They came from all over the mainland and descended on us. What made this a first was that the Island was the setting. Over 30 years of Thanksgivings, including 25 with a house we had in Menemsha, family members had never joined us to celebrate here. This time, 10 of them decided to come — because we now live here.
It was a day of easy access — our Vineyard Haven home is walking distance from the ferry terminal. It was a day of easy excess — our small crowd gathered, prepared the meal, devoured the meal, savored and chatted and drank to distraction and then negotiated a comfortable walking distance for the rest of their weekend. A good time was certainly had by all.
A time to catch up on our lives. A time to share memories, particularly of past Thanksgivings and misgivings. A time to renew harmony and humor. A time to renew quirks and differences.
My wife’s family is large. Those who have married into this Irish phylum of in-laws are lovingly referred to as outlaws. And with the in-laws and outlaws come holiday traditions. One is talking up a storm. There’s a longstanding joke with my in-laws. Why is there no authentic Irish cuisine? Because the Irish care a lot more about what comes out of their mouths than what goes in.

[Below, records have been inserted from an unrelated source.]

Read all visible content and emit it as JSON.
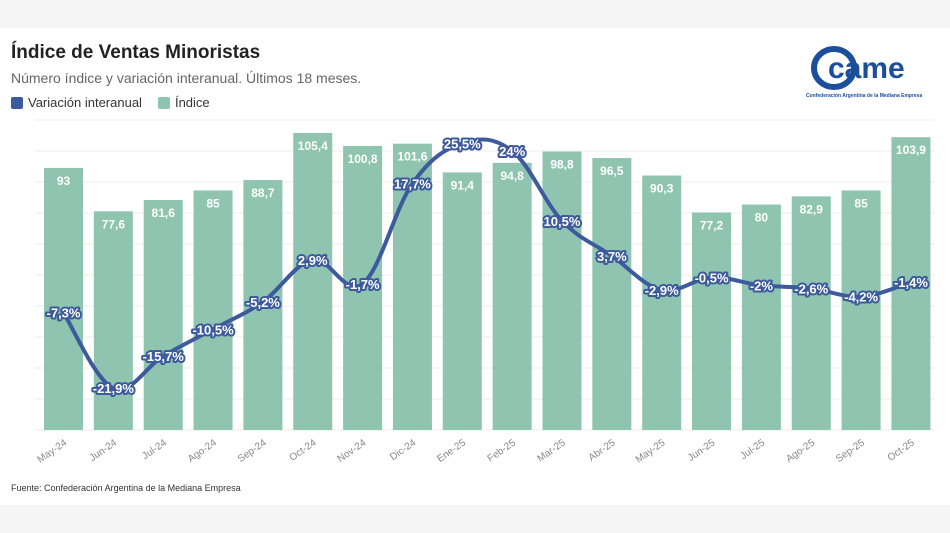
{
  "title": "Índice de Ventas Minoristas",
  "subtitle": "Número índice y variación interanual. Últimos 18 meses.",
  "legend": {
    "line_label": "Variación interanual",
    "bar_label": "Índice"
  },
  "source": "Fuente: Confederación Argentina de la Mediana Empresa",
  "logo": {
    "text": "came",
    "subtitle": "Confederación Argentina de la Mediana Empresa"
  },
  "colors": {
    "bar": "#8fc4b1",
    "line": "#3d5a9c",
    "text_white": "#ffffff"
  },
  "chart_data": {
    "type": "bar+line",
    "categories": [
      "May-24",
      "Jun-24",
      "Jul-24",
      "Ago-24",
      "Sep-24",
      "Oct-24",
      "Nov-24",
      "Dic-24",
      "Ene-25",
      "Feb-25",
      "Mar-25",
      "Abr-25",
      "May-25",
      "Jun-25",
      "Jul-25",
      "Ago-25",
      "Sep-25",
      "Oct-25"
    ],
    "series": [
      {
        "name": "Índice",
        "kind": "bar",
        "values": [
          93,
          77.6,
          81.6,
          85,
          88.7,
          105.4,
          100.8,
          101.6,
          91.4,
          94.8,
          98.8,
          96.5,
          90.3,
          77.2,
          80,
          82.9,
          85,
          103.9
        ],
        "labels": [
          "93",
          "77,6",
          "81,6",
          "85",
          "88,7",
          "105,4",
          "100,8",
          "101,6",
          "91,4",
          "94,8",
          "98,8",
          "96,5",
          "90,3",
          "77,2",
          "80",
          "82,9",
          "85",
          "103,9"
        ]
      },
      {
        "name": "Variación interanual",
        "kind": "line",
        "values": [
          -7.3,
          -21.9,
          -15.7,
          -10.5,
          -5.2,
          2.9,
          -1.7,
          17.7,
          25.5,
          24,
          10.5,
          3.7,
          -2.9,
          -0.5,
          -2,
          -2.6,
          -4.2,
          -1.4
        ],
        "labels": [
          "-7,3%",
          "-21,9%",
          "-15,7%",
          "-10,5%",
          "-5,2%",
          "2,9%",
          "-1,7%",
          "17,7%",
          "25,5%",
          "24%",
          "10,5%",
          "3,7%",
          "-2,9%",
          "-0,5%",
          "-2%",
          "-2,6%",
          "-4,2%",
          "-1,4%"
        ]
      }
    ],
    "bar_ylim": [
      0,
      110
    ],
    "line_ylim": [
      -30,
      30
    ]
  }
}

As usual, Thanksgiving this year was no different. The soundtrack resembled the overlapping dialogue among Rosalind Russell, Cary Grant and Ralph Bellamy in Howard Hawks’ His Girl Friday. In our family, silence is only golden when everyone else has left. One Thanksgiving, my brother in law Rick, pediatrician and outlaw, was sitting at the table, ticking off his fingers, one at a time. I asked what he was doing. He looked at his family and said, “Tim is talking and no one’s listening. Nance is talking and no one’s listening. Patty’s talking, no one’s listening. Richard’s talking, no one’s listening . . .”
On this day, a day that’s all about the food, this behavior leads to another tradition — squabbling over the menu and recipes. Each food preparation is seasoned and laced with the histories and histrionics of sibling rivalry. Is that a fresh or frozen turkey? Is it commercial or local? How do you plan to cook it? In the oven or gas grill? How about the microwave? Don’t put stuffing in it — you’ll have to cook it longer or we’ll all get food poisoning. To keep it moist, stick lemons inside. Make that an orange. All you need are butter and garlic in there. How about a water balloon filled with vermouth?
What’s in the stuffing? I love chestnuts. I hate chestnuts. No dried apricots, please — makes me think I’ve bitten into a pencil eraser. Wait a minute, is that gluten? Great, we’re having stuffing with baked potatoes and yams: would you like some starch with your starch?
A haiku reverberated through the kitchen.
The way they give thanks
Knock the stuffing out of you,
Spoon it right back in
Sometimes a vegetable choice stirs more steam than any cookbook requires. An in-law reminded me: Nothing green cooked, please, unless it’s green beans. This prompted an image of my late mother who always bought frozen green beans because “you can’t trust fresh produce. They’re all full of dirt.”
Eventually it was time for the feast, after we settled the other pressing issues: How would you like your cranberries? Whole? Jellied? Or helplessly suspended in a mold? How would you like your gravy? Wavy? With or without giblets? Are five pies really necessary? One for each sense?
So we all gathered round the table. Time to relax and switch gears — keep all intensities from reaching biblical proportions while we eat food in biblical portions. The family dynamic was exhaling. It was time for gnashed teeth to open, recant and chew heartily. Smiles all around.
On this day food becomes a super sensual experience. An aphrodisiac of aromas and rich, tempting tastes. If what we eat now were served back at the first Thanksgiving, it would have been an opportunity for the Pilgrims to release and immediately redirect their un-Puritan urges. “Sex! No! Oh . . . okay . . . Food!! And lots of it!” Because of sexual repression, the concept of second helpings was born.
Your taste buds give thanks, but your metabolism won’t. Former Federal Reserve chairman Alan Greenspan famously referred to an overvalued dot-com market as “irrational exuberance.” That term also comes to mind with the convergence of family, food and festivities.
When you think about it, the turkey is a perfect symbol for the holiday and what we do with it. We squawk with our relatives, gobble our food and waddle back to the rest of November.
Every morning when I walk Floyd, our yellow lab, I am reminded of Thanksgiving. I take a deep breath and thank my lucky stars we moved to the Vineyard and Floyd thanks his furry fortune that around every corner is a gaggle of turkeys he can chase into December.
Arnie Reisman and his wife, Paula Lyons, regularly appear on the weekly NPR comedy quiz show, Says You! He also writes for the Huffington Post.